程飛說過,喬曼剛從美國留學回來不久,所以可能對青城不太熟悉,剛從她轉悠着來賭場,可能就是想熟悉一下青城的環境。
我略一思索,樂味軒的飯菜就不錯,關鍵離娛樂街也挺近的,于是對喬曼道:“不如去樂味軒怎麽樣?”
“好!你請客!”喬曼理所當然道。
我:“……”
說好的報答救命之恩呢?我歎了一口氣,隻好陪着喬曼去了樂味軒。
上次宋頗請客的時候,我償着這裏的菜就不錯,于是依樣點了些,菜上來以後,喬曼夾起一筷子細細一品,說:“不錯!”

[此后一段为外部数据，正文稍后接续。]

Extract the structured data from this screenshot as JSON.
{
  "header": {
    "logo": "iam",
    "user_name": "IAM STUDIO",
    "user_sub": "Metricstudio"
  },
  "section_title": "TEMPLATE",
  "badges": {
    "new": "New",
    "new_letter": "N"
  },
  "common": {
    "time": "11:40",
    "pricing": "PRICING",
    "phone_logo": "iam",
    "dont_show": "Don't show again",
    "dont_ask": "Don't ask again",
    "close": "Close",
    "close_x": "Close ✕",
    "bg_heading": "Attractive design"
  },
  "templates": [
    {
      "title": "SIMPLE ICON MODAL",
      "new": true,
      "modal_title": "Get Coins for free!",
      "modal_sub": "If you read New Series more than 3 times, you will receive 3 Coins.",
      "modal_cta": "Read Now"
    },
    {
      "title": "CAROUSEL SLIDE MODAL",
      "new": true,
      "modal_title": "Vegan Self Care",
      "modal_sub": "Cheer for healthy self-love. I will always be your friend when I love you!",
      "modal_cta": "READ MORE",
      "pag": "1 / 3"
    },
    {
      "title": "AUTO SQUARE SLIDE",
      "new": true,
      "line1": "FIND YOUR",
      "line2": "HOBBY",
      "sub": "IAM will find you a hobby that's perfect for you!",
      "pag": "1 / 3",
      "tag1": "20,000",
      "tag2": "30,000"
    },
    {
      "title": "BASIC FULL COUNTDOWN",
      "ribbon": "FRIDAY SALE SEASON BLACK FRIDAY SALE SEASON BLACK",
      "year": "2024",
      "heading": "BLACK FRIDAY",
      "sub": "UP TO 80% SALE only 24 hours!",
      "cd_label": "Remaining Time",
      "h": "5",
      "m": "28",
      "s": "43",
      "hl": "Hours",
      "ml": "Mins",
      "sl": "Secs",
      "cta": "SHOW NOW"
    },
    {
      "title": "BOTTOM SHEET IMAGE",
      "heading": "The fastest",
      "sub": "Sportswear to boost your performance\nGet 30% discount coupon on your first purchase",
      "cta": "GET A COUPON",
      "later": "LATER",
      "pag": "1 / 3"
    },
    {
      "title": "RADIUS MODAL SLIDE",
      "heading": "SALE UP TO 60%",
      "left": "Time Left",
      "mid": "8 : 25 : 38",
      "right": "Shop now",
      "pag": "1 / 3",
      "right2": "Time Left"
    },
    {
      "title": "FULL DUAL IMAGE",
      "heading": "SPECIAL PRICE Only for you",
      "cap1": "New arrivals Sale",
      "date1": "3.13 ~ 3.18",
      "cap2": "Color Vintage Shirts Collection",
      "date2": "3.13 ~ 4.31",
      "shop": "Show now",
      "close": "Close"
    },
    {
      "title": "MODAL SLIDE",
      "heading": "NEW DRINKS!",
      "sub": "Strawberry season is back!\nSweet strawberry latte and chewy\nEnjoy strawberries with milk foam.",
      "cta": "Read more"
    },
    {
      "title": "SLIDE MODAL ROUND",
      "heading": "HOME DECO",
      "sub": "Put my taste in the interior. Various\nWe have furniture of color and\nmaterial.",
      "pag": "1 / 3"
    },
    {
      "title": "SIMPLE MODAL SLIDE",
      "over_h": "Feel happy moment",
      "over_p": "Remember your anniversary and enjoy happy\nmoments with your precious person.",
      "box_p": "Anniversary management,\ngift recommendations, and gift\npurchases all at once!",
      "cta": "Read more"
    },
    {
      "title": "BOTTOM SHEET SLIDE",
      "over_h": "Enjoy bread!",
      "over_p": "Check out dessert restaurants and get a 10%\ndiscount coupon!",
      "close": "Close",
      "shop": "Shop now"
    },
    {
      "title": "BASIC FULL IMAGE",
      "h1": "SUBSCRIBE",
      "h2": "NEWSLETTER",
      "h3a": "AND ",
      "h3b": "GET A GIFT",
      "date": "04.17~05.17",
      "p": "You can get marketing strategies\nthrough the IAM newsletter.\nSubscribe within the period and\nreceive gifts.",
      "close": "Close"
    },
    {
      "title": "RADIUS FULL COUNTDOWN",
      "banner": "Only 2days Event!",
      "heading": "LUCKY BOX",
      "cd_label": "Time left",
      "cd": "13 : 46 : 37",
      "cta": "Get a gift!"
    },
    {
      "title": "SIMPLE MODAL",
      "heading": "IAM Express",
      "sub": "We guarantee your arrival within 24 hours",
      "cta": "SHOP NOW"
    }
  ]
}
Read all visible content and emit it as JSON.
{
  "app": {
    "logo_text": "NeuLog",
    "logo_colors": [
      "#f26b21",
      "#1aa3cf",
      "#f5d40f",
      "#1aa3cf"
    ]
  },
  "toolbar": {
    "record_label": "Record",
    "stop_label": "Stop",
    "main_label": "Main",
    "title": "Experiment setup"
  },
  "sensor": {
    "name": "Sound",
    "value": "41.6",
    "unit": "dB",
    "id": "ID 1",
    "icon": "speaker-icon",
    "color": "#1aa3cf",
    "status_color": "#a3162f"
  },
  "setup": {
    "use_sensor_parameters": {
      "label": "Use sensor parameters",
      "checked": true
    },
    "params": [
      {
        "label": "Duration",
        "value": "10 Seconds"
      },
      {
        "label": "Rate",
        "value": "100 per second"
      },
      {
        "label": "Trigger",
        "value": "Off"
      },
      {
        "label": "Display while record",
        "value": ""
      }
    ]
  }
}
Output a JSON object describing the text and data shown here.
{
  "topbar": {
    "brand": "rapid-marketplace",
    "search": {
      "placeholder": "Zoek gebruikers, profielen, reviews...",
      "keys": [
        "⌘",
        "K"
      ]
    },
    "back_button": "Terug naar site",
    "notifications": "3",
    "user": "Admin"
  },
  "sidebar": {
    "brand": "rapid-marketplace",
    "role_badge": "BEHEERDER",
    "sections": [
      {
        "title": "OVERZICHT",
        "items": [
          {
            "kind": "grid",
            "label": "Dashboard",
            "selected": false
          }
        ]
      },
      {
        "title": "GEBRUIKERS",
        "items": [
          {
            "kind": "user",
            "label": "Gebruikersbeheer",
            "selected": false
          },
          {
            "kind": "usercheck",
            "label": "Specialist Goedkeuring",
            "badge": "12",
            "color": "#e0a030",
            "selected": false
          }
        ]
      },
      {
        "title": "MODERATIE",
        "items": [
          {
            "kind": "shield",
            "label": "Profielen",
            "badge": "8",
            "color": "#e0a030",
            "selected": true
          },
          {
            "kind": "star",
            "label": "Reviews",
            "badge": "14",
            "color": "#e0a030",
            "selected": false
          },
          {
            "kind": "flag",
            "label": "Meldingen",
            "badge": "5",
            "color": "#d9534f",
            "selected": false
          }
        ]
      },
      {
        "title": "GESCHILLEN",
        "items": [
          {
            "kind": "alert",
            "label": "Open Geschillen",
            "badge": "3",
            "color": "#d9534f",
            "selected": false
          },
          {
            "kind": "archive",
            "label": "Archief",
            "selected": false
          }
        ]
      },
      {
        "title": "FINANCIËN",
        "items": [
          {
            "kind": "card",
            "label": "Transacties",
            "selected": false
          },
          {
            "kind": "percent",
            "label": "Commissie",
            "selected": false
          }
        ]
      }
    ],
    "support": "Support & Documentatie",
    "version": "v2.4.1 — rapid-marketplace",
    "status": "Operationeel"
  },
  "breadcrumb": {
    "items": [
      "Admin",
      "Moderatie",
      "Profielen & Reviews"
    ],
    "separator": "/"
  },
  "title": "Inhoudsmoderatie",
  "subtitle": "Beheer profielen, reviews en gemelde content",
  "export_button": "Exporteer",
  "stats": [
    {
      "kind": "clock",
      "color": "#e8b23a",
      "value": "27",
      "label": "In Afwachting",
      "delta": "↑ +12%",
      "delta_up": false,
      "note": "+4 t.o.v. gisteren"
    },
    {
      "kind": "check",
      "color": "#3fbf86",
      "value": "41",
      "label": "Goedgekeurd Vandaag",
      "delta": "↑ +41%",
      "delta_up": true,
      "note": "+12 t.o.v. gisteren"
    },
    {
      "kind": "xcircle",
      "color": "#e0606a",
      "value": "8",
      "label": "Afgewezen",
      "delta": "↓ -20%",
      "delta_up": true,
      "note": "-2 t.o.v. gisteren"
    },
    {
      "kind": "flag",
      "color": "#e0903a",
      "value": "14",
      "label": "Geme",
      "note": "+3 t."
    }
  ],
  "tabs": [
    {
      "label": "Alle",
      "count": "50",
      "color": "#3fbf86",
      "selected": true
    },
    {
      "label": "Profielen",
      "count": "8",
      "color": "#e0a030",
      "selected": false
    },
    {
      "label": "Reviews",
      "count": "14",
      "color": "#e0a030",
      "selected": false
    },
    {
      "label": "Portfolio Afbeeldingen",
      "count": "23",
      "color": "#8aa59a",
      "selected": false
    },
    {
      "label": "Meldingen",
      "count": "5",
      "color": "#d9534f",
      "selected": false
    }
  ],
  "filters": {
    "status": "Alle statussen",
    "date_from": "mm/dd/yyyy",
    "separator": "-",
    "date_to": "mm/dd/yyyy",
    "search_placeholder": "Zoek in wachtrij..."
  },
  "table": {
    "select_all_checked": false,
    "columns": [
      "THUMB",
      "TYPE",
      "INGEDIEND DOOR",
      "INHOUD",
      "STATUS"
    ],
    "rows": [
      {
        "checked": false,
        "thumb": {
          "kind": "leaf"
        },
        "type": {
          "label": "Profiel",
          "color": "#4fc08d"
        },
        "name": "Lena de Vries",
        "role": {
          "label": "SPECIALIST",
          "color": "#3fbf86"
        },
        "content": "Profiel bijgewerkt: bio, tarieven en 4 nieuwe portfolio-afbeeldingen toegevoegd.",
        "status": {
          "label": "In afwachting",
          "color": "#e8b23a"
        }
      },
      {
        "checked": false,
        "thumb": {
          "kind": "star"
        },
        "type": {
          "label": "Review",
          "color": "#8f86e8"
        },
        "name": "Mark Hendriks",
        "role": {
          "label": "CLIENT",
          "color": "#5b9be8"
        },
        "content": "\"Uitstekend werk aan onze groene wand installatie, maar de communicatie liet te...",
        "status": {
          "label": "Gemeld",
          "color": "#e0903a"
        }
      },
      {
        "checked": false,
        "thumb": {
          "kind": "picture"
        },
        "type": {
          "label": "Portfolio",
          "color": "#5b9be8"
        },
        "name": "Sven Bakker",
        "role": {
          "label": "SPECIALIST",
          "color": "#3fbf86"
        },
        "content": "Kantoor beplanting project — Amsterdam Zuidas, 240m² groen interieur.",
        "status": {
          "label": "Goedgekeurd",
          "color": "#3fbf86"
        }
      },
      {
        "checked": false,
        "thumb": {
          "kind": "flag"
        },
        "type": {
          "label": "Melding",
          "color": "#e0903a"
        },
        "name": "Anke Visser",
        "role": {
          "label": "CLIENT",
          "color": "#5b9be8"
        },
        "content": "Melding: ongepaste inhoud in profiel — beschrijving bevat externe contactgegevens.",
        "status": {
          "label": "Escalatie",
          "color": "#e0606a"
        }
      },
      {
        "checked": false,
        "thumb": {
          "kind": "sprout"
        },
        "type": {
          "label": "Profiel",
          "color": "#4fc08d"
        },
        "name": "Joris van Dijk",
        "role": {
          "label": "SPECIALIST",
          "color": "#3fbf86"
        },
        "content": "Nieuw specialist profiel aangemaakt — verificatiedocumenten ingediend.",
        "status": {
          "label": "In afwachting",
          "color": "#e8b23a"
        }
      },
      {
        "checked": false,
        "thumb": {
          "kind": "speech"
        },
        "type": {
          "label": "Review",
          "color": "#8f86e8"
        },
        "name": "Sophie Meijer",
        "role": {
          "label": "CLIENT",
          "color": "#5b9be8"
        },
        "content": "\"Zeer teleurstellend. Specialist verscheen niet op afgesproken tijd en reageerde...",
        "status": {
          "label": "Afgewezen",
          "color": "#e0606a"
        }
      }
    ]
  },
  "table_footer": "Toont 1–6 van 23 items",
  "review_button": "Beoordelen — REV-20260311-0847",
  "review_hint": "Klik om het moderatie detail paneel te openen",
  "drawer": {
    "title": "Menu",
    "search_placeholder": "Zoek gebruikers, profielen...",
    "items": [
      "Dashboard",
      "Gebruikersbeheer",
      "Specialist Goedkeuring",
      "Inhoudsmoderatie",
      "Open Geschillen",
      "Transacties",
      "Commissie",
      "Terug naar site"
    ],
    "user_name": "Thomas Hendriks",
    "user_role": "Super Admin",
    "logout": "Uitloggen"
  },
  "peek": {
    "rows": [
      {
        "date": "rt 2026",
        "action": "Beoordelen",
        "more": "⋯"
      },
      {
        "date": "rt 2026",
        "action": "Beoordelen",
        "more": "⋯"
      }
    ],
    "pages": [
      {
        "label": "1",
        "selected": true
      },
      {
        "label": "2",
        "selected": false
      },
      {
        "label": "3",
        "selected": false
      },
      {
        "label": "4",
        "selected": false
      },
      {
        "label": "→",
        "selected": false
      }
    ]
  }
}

“喜歡吃就好!”聽見喬曼說不錯,我心裏還蠻開心的,于是自己也動了筷子,隻是吃飯的時候喬曼不怎麽說話,我也不願意讓她當我是個多嘴的男人,于是除了靜靜看她幾眼之外,并沒有多說什麽。
吃飽之後,喬曼說要回去,我幫她打了一輛車,而喬曼,終于給了我個笑容,說:“謝謝你,今天很開心!”
她一笑,我立刻就有種觸電般的感覺,放佛夢裏幻想的鄰家姐姐真的出現了一樣,居然一時間忘了回話,等回過神的時候,喬曼已經将車窗上升去開口讓司機開車了。
我一愣,張口想說話,結果車子已經啓動,隻好又閉上了嘴巴,自嘲道:“真失敗!”
“是挺失敗的!”我剛說完,身後就有人開口接道。
這人的聲音十分冷漠,放佛聲音裏帶着刺一樣,加上他的語氣本來就不善,乍一聽,立刻就起了一聲雞皮疙瘩。
我扭過身子一看,隻見這人一米七左右的身高,身材消瘦,嘴唇略微帶點青色,眼睛雖然不大,但卻很亮,鷹鈎鼻,尖臉。
這人唯一讓人感覺舒服的地方,也就是這雙明亮的眼珠了,我忍不住朝他的眼睛看了看,問道:“閣下是?”